Annan görüşmesinden sonra da 28 Ocak'ta Washington'da Başkan Bush'la görüşecek. Başbakan Erdoğan'ın bu temasları Kıbrıs görüşmelerinin yeniden başlamasını sağlamaya dönük olacak...
Odalar Birliği'nin davetiyle Ankara'ya gelen KKTC Başbakanı Mehmet Ali Talat, yeniden masaya oturulup oturulmayacağının Başbakan Erdoğan'ın bu temaslarından sonra belli olacağını söyledi.
Talat, gazetecilerle bir araya geldiği Odalar Birliği yemeğinde, aşılması gereken ilk engelin BM Genel Sekreteri Kofi Annan'ın koşulları olduğunu söyledi.
Annan koşulları, çözüm için tarafların samimi siyasi iradelerini ortaya koymaları ve masaya otururken, uzlaşma olsa da olmasa da planı referanduma götürmeleri...
KKTC Cumhurbaşkanı Denktaş gibi Dışişleri uzmanlarının da söylediği, üzerinde uzlaşma sağlanamamış olsa da bir belgenin referanduma götürülmesi koşuluna ilk kez rastlanıyor. Gündüz Aktan gibi uzmanlar, Annan'ın bu tutum ve koşulunun BM Yasası'na aykırı olduğunu da düşünüyor.
Başbakan Erdoğan, bu konuda Annan'ı etkileyip bu koşulu değiştirebilir mi?
Bunu Davos ve Washington temaslarından sonra öğreneceğiz...
KKTC Başbakanı Mehmet Ali Talat'ın söylemi seçim öncesine göre biraz değişmiş görünüyor. Genel yaklaşımından uzaklaşmamakla birlikte, Türk tarafının çözüm gayretlerine karşın, Rum tarafının Mayıs 2004'ü çözümsüz geçmeye çalıştığını vurguladı. Olayın bir de Rum tarafı olduğuna işaret etmesi ve çözümü ertelemeye çalıştıklarına dikkat çekmesi önemli.

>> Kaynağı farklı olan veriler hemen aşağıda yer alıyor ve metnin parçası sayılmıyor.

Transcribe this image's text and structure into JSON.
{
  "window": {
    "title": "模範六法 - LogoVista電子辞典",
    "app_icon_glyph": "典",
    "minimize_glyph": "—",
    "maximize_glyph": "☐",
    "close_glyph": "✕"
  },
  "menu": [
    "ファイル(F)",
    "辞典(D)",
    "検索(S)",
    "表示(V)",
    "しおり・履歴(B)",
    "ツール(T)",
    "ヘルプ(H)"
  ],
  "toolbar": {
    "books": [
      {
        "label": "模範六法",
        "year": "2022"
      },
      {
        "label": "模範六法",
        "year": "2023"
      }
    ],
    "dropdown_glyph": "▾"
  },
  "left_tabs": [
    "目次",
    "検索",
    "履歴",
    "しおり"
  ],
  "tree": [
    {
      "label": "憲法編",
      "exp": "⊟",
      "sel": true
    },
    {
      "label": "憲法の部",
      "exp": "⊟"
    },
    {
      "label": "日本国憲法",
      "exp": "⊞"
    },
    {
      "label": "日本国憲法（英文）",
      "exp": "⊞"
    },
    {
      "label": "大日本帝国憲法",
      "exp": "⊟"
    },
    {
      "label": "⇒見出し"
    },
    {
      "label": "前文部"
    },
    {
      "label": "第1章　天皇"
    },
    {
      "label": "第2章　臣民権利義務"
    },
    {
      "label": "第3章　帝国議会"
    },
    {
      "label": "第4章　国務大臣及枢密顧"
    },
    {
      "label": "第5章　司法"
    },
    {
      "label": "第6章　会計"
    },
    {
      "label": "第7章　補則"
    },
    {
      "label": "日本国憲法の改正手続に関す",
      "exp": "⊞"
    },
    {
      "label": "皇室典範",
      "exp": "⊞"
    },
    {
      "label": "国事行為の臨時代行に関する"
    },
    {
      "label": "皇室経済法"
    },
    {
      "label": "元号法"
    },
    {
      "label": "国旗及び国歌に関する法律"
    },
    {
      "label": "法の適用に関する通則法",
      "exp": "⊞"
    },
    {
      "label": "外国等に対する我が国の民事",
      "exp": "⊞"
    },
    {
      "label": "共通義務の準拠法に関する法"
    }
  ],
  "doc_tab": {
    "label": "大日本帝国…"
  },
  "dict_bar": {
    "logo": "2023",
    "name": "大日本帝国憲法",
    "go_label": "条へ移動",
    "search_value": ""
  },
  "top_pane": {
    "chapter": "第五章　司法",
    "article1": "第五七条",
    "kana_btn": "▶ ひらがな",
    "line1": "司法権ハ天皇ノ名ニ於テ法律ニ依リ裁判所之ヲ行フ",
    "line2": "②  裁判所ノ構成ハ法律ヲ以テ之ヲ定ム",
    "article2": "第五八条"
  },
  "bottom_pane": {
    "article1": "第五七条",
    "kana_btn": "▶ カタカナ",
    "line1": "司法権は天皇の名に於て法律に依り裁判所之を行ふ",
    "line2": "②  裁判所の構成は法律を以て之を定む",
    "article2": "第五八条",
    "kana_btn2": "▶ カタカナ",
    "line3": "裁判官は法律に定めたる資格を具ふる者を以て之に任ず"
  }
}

Eğer görüşme masasına oturulacaksa, müzakereleri Cumhurbaşkanı Denktaş'ın başkanlığında bir heyet yürütecek. Talat, bu heyette kendisinin ve yeni Dışişleri Bakanı Serdar Denktaş'ın da yer alacağını belirtti. "Bazen üçlü otururuz, bazen Cumhurbaşkanı olmaz, biz oluruz, bazen ben olmayabilirim, ama sonuçta bu görüşmeleri Cumhurbaşkanı Denktaş'la birlikte yürüteceğiz" dedi.
Talat, Cumhurbaşkanı Denktaş'la ilgili görüşünü de şöyle açıkladı: "Seçimden önce söylediğimiz şaka değildi. Eğer yeterli oyu alsaydık Denktaş'ı görüşmecilikten alacaktık. Ama halk bize bu izni vermedi. Biz de halkın dediğini yapmak zorundayız. Ayrıca KKTC tanınmadığı için Annan planı toplum lideri, ifadesini kullanıyor. Toplum lideri de Sayın Denktaş'tır. Cumhurbaşkanı olarak heyete elbette o başkanlık edecektir."
Talat, ne pahasına olursa olsun çözüm demediklerini kaydederek, Türk tarafı için vazgeçilmez koşulları da şöyle sıraladı:
"İki kesimlilik, siyasal eşitlik ve Türkiye'nin garantörlüğü"
Talat, Mayıs 2004'e kadar bir çözüme ulaşılmasını kolay görmediğini, ancak, uzlaşmaz tarafın Rumlar olması halinde, Türk tarafının uluslararası alanda rahatlayacağını ifade etti. Talat, çözüme ulaşılması halinde ise AB'nin Türkiye'ye müzakere tarihi vermekten kaçamayacağını da vurguladı. Bunun en önemli güvencesinin ise Annan planının tam olarak uygulanması için Türkiye'nin AB'ye girmesine bağlayan hükümler olduğunu belirtti.
Türk tarafı masaya oturmak istiyor ama uzlaşmadan referandum koşulu düşündürüyor. Başbakan Erdoğan'ın ön müzakere niteliğindeki temaslarında en çok bu koşulu değiştirmek için çabalaması gerekiyor.